Early Life of Dadabhai Naoroji
Dadabhai Naoroji was born on 4th September, 1825 in Bombay (presently Mumbai), to the parents Naoroji Palanji Dordi, a poor Parsi priest, and Maneckbai. He studied at the Elphinstone College where he made exceptional performance. He had been acclaimed by one of his professor as the promise of India.
Achievements of Dadabhai Naoroji
A versatile scholar, Dadabhai Naoroji began his career as the professor of Mathematics and Natural Philosophy. But in 1855 he left the profession and moved to London as the partner of the Parsi firm. In 1859, he started his s own business of cotton trading, but later, at University College London, he became professor of Gujarati. Naoroji facilitated the establishment of the East India Association in 1867. Dadabhai Naoroji was elected as Prime Minister of Baroda and accepted the office of Diwan in 1874. He also became a member of the Indian National Association originally established by Sir Surendra Nath Banerjee from Calcutta (Kolkata) and later founded the Indian National Congress with similar objectives and aims. Eventually the two groups united and Naoroji became the president of the Indian National Congress. He again moved back to Britain and in the year 1892, he became the first Indian member of the House of Commons. Moreover, he became the President of the Indian National Congress thrice, in 1886, 1893 and 1906.
From his very childhood, Dadabhai Naoroji was sympathetic to the socio-political condition of his countrymen. Therefore he was very much active in taking steps for the social and the political advantage of his countrymen. He founded the Dyan Prasarak Mandali and a Girls High School at Bombay for the purpose of educating the women. He also established the Bombay Association in 1852. The Bombay Association was the first political association in India. During the long years of his stay in London, he made every effort to make the English people aware about the Indian affairs. He established the London Association and the East India Association in order to propagate his ideals among the European people. In this way Dadabhai Naoroji became the national hero.

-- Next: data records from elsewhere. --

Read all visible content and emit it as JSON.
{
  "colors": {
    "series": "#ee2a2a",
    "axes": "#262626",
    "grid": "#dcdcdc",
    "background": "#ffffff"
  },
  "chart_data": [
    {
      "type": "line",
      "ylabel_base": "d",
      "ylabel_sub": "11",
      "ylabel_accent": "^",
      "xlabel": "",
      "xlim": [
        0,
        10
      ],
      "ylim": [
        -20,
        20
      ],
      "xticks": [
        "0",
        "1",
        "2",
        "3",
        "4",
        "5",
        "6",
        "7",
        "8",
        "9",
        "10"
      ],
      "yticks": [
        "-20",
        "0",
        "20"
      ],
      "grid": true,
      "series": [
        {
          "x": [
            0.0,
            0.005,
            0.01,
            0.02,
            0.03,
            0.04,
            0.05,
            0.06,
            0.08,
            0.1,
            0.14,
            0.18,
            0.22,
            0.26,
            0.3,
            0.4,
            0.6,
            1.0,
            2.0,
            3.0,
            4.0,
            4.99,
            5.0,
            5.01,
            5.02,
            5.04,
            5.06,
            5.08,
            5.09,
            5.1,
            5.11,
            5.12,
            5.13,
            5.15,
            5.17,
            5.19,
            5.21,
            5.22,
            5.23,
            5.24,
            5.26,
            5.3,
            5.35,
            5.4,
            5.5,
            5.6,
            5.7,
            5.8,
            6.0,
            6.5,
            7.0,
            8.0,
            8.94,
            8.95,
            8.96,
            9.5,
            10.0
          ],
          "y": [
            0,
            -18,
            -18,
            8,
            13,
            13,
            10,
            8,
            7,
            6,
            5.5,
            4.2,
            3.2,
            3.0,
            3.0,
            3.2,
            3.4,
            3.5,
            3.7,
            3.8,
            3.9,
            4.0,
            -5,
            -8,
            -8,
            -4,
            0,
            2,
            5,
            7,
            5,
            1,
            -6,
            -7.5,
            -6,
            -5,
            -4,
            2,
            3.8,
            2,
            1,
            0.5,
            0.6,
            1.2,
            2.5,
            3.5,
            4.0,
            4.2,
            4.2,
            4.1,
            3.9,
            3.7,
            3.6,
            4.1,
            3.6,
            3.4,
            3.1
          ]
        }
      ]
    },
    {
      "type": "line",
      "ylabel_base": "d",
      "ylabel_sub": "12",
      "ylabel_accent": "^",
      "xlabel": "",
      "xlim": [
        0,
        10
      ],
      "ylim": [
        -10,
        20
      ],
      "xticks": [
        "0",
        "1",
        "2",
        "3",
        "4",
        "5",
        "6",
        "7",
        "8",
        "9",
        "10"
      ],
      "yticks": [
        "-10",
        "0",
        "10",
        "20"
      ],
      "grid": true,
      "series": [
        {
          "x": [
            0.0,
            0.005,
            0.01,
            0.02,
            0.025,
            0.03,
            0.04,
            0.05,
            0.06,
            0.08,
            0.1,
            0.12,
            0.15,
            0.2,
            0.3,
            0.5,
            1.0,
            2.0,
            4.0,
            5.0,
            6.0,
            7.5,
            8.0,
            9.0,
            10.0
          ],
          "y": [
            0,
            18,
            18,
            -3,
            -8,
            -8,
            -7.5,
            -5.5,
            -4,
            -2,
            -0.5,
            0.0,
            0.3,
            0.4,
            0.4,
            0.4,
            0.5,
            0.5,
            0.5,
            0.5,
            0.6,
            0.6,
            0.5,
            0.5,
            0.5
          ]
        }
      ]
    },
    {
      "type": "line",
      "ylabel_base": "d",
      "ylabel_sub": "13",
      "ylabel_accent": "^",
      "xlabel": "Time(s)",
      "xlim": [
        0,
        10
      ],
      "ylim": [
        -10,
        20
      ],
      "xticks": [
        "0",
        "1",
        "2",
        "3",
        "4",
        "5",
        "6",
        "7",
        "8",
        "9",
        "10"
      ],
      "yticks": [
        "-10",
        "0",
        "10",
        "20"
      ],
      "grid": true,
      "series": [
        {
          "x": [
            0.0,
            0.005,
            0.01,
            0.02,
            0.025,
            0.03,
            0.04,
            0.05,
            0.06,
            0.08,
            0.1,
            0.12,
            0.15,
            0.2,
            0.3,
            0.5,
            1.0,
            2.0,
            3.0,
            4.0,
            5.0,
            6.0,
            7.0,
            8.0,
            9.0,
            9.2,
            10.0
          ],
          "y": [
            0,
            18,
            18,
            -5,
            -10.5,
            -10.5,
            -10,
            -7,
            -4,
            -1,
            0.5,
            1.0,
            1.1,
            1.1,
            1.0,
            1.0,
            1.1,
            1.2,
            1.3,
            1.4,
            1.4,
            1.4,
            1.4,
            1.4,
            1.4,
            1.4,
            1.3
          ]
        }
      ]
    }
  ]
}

In politics Dadabhai Naoroji was conscious of the numerous benefits that the Indians derived from the British rule in India. He pledged "loyalty to the backbone" to the British crown and "the permanent continuance" of the British rule in India. As the congress Movement passed its early years of development, it demanded for Swaraj. Although Bal Gangadhar Tilak first raised the slogan that "Swaraj is my birth s right", it was Dadabhai Naoroji who demanded for Swaraj from the platform of Congress. In Calcutta Session during delivering his Presidential address in the Calcutta session he emphasized the need for self-government or Swaraj. However, Dadabhai Naoroji had enough faith in the justice and the statesmanship of the British.
It was Dadabhai Naoroji who exposed the exploitative nature of the British ruler in India. He was the first Indian who drew the attention of both the Indians as well as the Europeans, to the economic exploitation of India. He brought to the public notice the drain of Indian wealth to the European countries and the resulting poverty of the Indians. In his book, Poverty under British rule in India, Dadabhai Naoroji, proved his thesis of drain of wealth logically. He brought to notice that the relation between the Government and the common people in India was that of a master and slave. The Indians were plundered and oppressed continuously. Dadabhai during his presidency in the assembly of Indian National Congress brought all these issues to the public notice.
Personal Life of Dadabhai Naoroji
Dadabhai Naoroji was married to Gulbai at the mere age of eleven as a traditional custom. Mahatma Gandhi and Gopal Krishna Gokhale considered Naoroji as their guide and mentor. Naoroji died at the age of 92, on June30, 1917, in Bombay (Mumbai)
Dadabhai Naoroji due to his contribution in the field of the socio-political progress in India was venerated as a divine man. He was a unique figure in Indian history and was often compared with Gladstone.